The practice of mixing old and new in interior design may be considered Decorating 101 but there is an art to blending eras successfully. It’s a skill that the team at Commune Design has mastered and this Berkeley, California kitchen reveals their fresh take on the oft-studied technique. The home, built in 1915, blends English Arts & Crafts with American Craftsman style, and features a melting pot of decorative influences. Blending modern with vintage, Austrian with Scandinavian, bohemian with traditional, Commune makes it look effortless.

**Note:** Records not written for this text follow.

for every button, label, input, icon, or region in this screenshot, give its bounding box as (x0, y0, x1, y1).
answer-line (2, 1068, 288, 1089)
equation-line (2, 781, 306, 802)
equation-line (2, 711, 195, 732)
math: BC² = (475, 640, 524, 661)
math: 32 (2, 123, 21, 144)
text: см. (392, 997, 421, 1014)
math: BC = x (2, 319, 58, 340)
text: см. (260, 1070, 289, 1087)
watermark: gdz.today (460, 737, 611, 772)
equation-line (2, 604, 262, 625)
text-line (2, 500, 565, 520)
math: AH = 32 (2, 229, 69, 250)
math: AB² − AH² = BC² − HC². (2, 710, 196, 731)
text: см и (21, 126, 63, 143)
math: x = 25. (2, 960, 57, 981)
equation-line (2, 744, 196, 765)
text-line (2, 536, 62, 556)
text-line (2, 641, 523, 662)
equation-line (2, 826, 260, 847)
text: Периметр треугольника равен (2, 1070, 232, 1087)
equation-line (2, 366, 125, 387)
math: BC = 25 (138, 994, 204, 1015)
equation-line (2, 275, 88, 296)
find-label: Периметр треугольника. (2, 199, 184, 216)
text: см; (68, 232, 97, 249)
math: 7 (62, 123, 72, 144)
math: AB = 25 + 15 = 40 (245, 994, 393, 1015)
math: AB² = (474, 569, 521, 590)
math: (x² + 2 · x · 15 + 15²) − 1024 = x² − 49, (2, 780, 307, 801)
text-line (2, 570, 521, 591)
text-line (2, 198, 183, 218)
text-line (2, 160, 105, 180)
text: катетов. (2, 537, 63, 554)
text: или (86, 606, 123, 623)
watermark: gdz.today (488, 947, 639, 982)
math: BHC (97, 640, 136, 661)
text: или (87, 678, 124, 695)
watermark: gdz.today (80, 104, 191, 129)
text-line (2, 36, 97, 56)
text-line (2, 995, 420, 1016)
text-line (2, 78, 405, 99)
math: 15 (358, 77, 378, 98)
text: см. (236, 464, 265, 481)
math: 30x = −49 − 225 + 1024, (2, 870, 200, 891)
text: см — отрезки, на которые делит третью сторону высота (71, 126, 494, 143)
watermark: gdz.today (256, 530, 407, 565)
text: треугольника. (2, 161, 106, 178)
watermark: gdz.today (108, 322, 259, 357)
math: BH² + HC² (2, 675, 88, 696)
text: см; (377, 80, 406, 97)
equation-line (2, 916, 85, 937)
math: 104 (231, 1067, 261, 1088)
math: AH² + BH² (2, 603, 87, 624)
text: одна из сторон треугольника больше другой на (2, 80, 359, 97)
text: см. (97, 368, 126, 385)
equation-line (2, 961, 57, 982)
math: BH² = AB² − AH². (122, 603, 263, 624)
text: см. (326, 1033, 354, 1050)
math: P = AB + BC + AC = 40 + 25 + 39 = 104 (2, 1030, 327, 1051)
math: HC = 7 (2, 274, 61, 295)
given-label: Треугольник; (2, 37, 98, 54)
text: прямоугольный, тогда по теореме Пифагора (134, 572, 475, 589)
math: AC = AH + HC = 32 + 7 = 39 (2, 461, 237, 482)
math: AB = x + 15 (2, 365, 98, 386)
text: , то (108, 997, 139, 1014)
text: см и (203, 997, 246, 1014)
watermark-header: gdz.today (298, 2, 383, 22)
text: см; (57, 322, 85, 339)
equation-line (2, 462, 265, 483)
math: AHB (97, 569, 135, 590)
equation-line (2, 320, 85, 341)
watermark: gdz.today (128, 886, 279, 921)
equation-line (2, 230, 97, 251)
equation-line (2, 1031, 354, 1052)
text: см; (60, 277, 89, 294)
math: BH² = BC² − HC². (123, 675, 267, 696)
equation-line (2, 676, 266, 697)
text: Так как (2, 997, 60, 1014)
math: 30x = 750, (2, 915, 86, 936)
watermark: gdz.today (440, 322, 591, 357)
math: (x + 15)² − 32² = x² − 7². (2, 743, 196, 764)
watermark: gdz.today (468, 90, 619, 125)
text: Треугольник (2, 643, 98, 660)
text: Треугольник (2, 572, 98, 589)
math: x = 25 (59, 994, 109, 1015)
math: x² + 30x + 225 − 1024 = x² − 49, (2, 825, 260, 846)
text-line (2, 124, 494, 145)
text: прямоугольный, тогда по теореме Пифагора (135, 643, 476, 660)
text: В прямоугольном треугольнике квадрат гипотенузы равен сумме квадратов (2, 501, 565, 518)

Take the eye-catching play on blue and white in the kitchen and breakfast room. On the floor, an iconic Cubist pattern is hand-painted on Douglas-Fir floorboards using a trio of Farrow & Ball paints (Charleston Gray, Ammonite, and Stiffkey Blue). It’s a pronounced visual contrast to the smaller scale wall tiles that feature an antique-style floral motif painted on simple, ceramic squares (a shape that’s returning to popularity with full force). The combination is unusual and illustrates the power of color to unite disparate elements. On the kitchen cabinetry, wood accents speak to the abundance of early 20thcentury redwood paneling that runs throughout the house, but, paired with sleek white cabinet facing, feels distinctly midcentury here. The decorative era is echoed in the breakfast room where Hans Wegner’s Wishbone chairs offer a dark silhouette against the lightened up Craftsman joinery. All of which is counterpointed by yet another era with contemporary lighting by Moooi and Michael Anastassiades.
The underlying hope behind all this mixing and matching is that the spaces will reflect a home that’s been collected together over time and that, as a result, will “grow old gracefully,” as co-founder Roman Alfonso has said.